Our prediction system classifies against outcomes using an array of predictive algorithms, including individual decision trees, random decision forests, logistic regressions, and neural networks. At run time, we are attempting, in each case, to figure out which algorithm works best. Usually it’s random decision forests.
Random decision forests are made up of individual decision trees, which are classifier algorithms that look like flow charts, showing the choices made to reach a certain outcome.
Predictions aren’t based on a single tree, though; we use dozens of trees to improve the accuracy of the algorithm, hence the random decision forest. We look at the universe of trees, their splits and branches, and choose the ones that are the most promising when it comes to creating a path towards the desired outcome. This path leads from seemingly arbitrary data to a classification: the “yes” or “no” to the outcome. In other words, we're defining someone as a “good potential customer.” (In the image above, the “yes” is “mostly converted” and the “no” is the “mostly did not convert.”)
While the classification seems binary, the reality is that often there's not a clear “yes” or “no.” We are dealing with the likelihood that someone performs an action, and that is never definitively 100% or 0%. During the prediction process, we employ propensity scores, which are a way of saying, “This person is more likely to be a good potential customer than not.” Every individual in the group we’re looking at is scored, and those in the top percentiles are recommended to the client as the best fits for the outcome they want to realize.
Now, if there are so many predictive algorithms we can use, why do we choose random decision forests?

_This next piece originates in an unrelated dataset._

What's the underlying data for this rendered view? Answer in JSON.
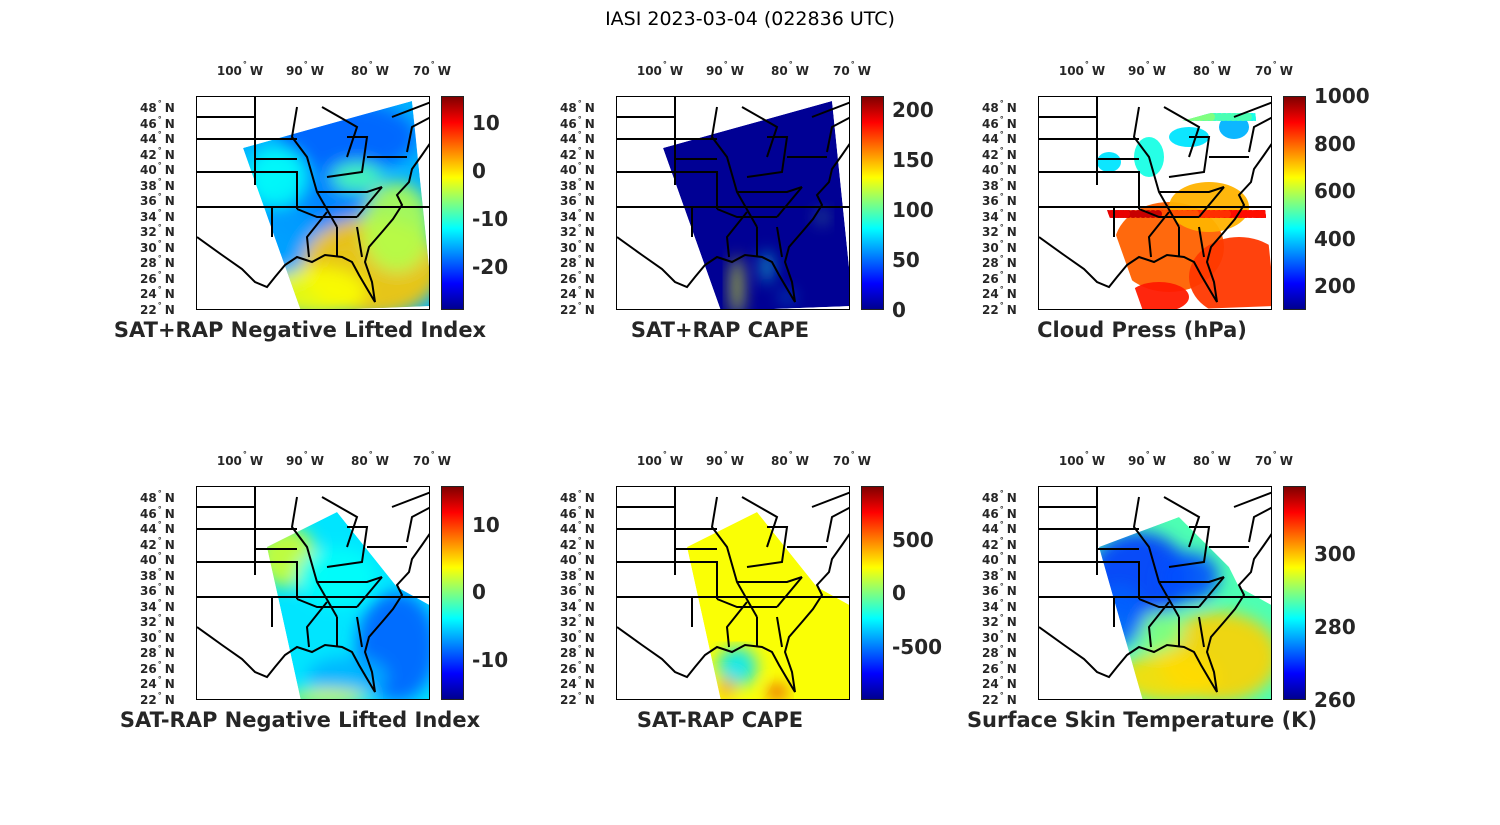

Well, for one, they’re the most explainable; with so many decision trees at play, we have a strong sense of the different importances at each node split in a tree. These importances show us which attributes contribute most toward the success of an outcome, or the most toward failure.
The random decision forest technique also handles missing data very well, especially compared to a logistic regression or neural network, which both tend to require values to make predictions. In a decision tree, if there is a missing value, it moves onto the next node because there are other decision paths in the case of missing data. When you scale that to a whole random decision forest, the prediction becomes very accurate and isn’t perturbed by missing data.

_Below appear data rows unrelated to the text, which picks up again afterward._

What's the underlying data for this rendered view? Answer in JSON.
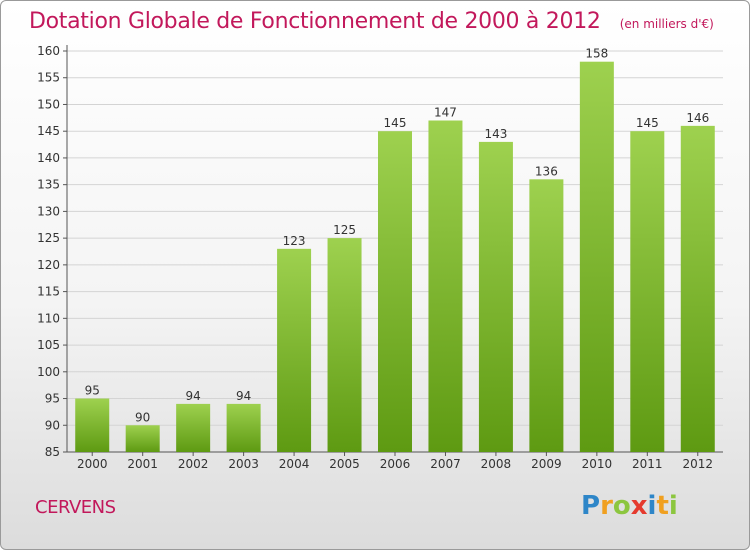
{
  "title": "Dotation Globale de Fonctionnement de 2000 à 2012",
  "subtitle": "(en milliers d'€)",
  "commune": "CERVENS",
  "logo": {
    "text": "Proxiti",
    "letters": [
      {
        "ch": "P",
        "color": "#2e86c8"
      },
      {
        "ch": "r",
        "color": "#f0a020"
      },
      {
        "ch": "o",
        "color": "#8cc63f"
      },
      {
        "ch": "x",
        "color": "#e53a2e"
      },
      {
        "ch": "i",
        "color": "#2e86c8"
      },
      {
        "ch": "t",
        "color": "#f0a020"
      },
      {
        "ch": "i",
        "color": "#8cc63f"
      }
    ]
  },
  "colors": {
    "title": "#c2185b",
    "bar_light": "#9ed14f",
    "bar_dark": "#5e9a12",
    "grid": "#d4d4d4",
    "axis": "#555555"
  },
  "chart_data": {
    "type": "bar",
    "title": "Dotation Globale de Fonctionnement de 2000 à 2012",
    "subtitle": "(en milliers d'€)",
    "categories": [
      "2000",
      "2001",
      "2002",
      "2003",
      "2004",
      "2005",
      "2006",
      "2007",
      "2008",
      "2009",
      "2010",
      "2011",
      "2012"
    ],
    "values": [
      95,
      90,
      94,
      94,
      123,
      125,
      145,
      147,
      143,
      136,
      158,
      145,
      146
    ],
    "ylim": [
      85,
      160
    ],
    "yticks": [
      85,
      90,
      95,
      100,
      105,
      110,
      115,
      120,
      125,
      130,
      135,
      140,
      145,
      150,
      155,
      160
    ],
    "grid": true,
    "legend": "none"
  }
}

A third reason we use random decision forests is collinearity. Random decision forests may see that some data are correlated — say, mortgage value and income. A lot of the attributes the algorithm deals with are linearly related but don’t necessarily directly drive a certain customer behavior.
A random decision forest algorithm finds areas of greatest information gain, meaning that it may realize there is interdependence between attributes, but it will choose the feature that gives the algorithm the greatest leverage over the prediction. This is particularly helpful for us, as we deal with tremendous amounts of customer data, and data on humans is generally noisy and often subverts expected distributions and assumptions.
Propensity predictions are especially helpful in improving campaign targeting efforts across a number of marketing channels. By identifying individuals ranked in the top percentile of the analyzed group—those that have the highest likelihood of performing the desired action—businesses typically see improvements in efficiency metrics (cost per acquisition, return on ad spend, etc.). Here are some popular business use cases for propensity predictions:
- Reaching likely buyers
- Driving repeat purchases
- Scoring and prioritizing leads